One of the options available to buyers on the 2100X is a double-deck, remote-controlled tipping grid option, with a 152mm (6”) grid aperture between each bar, a discharge chute and a crusher feed chute. McDermott said the advantage of the tipping grid is that it can be tipped to 90 degrees and runs like a screenbox. “Instead of relying on the feeder all the time, the grid runs off the screen. You can also install a mesh on the bottom deck and control what feed goes to the screenbox. You would use the grid for a gravelly type of rock, like a river gravel of 300mm – 60-300mm. River gravel is very round, so the sand is very good for decorative stone products.”

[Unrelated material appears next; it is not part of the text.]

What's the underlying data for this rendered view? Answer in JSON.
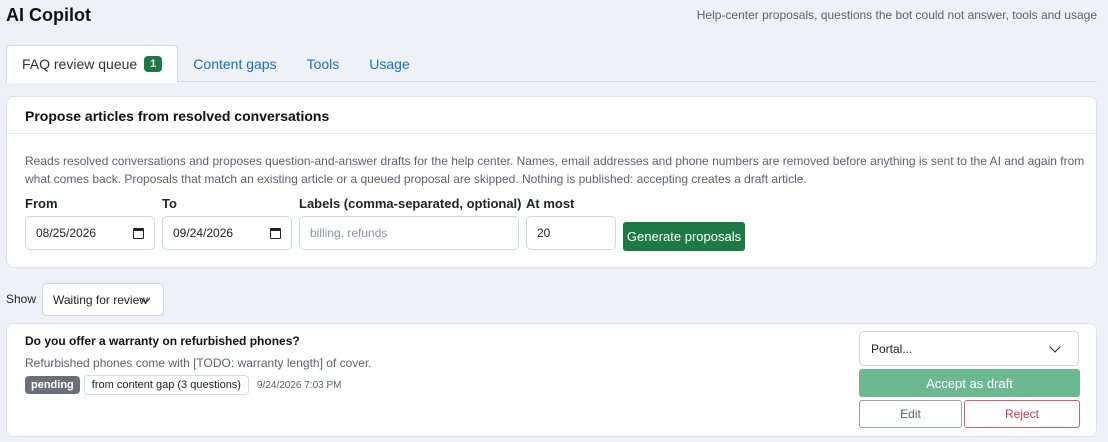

McDermott said the advantage of mobile screens like the 2100X is that the angle of the screenbox can be adjusted from 20 to 30 degrees, making it ideal for a range of applications, from compost to sand and gravel. It is also possible to use a variety of different screen meshes, including 100mm mesh, polyurethane, mats, aggi-vibes, 100mm coated mesh, and a guitar wire with adjustable gaps up to 3mm. Producers also have the option of purchasing a self-cleaning flexi-mesh for the bottom deck which McDermott said is “very good for sticky materials, to avoid the mesh blinding over. You get really good screening efficiency and you’re not having to clean the mesh all the time”.

The Chieftain 2100X is powered by an 83kW Tier 3 Caterpillar C4.4 diesel engine at 2200 revolutions per minute for the two-deck unit. Australia currently uses Tier 3 engines but Powerscreen is gradually installing Tier 4 Final engines on all of its mobile crushers and screens. McDermott added that there is also a dual power diesel/electric option for the Chieftain 2100X, featuring two electric motors.

“Dual power has been out for a while, and is a significant part of Powerscreen’s – and Lincom’s – screening options,” he said.

There is also the option of a triple-deck version with adjustable screen speed and amplitude and hydraulic screen angle adjustment. The three-deck 2100X features a hydraulically folding recirculating conveyor, with a 4.4m discharge height, which eliminates the need for the two-bearing screen.

For Searles, the two-deck screen version, though, has “worked a treat”, according to McDermott. “Searles found the new 2100X much quieter than the previous one,” he said of his client’s feedback. “There’s been improvements with the engine canopy, which is more sound-based and the muffler on the exhaust has also been redesigned. It is also processing a softer material, of course.”

McDermott said the compost “screening process” has sufficiently removed material and wood chips from the 16mm end product, and the resulting compost is “light, fluffy, and easy to handle”, making it immediately ready for market all over Australia.

In this publication, we never stop emphasising just how integral the aggregates and other primary industries are to the everyday products that underpin our social infrastructure. Next time you pick up a premium compost or platinum potting mix, or an organic or soluble fertiliser for your garden, remember that there’s a very high probability it is a Searles gardening product and it’s been processed by a quarry-spec Chieftain 2100X screen.

The Lincom Group is headquartered in Brisbane, with offices and warehouses in every state and territory, New Zealand, Papua New Guinea, New Caledonia and other Pacific Islands. In addition to the Powerscreen range of mobile plant and equipment, it is also the distributor of sand and aggregates processing equipment, filter presses, stackers and mobile conveyors, mobile and fixed plant trommels, and static and mobile recycling plants.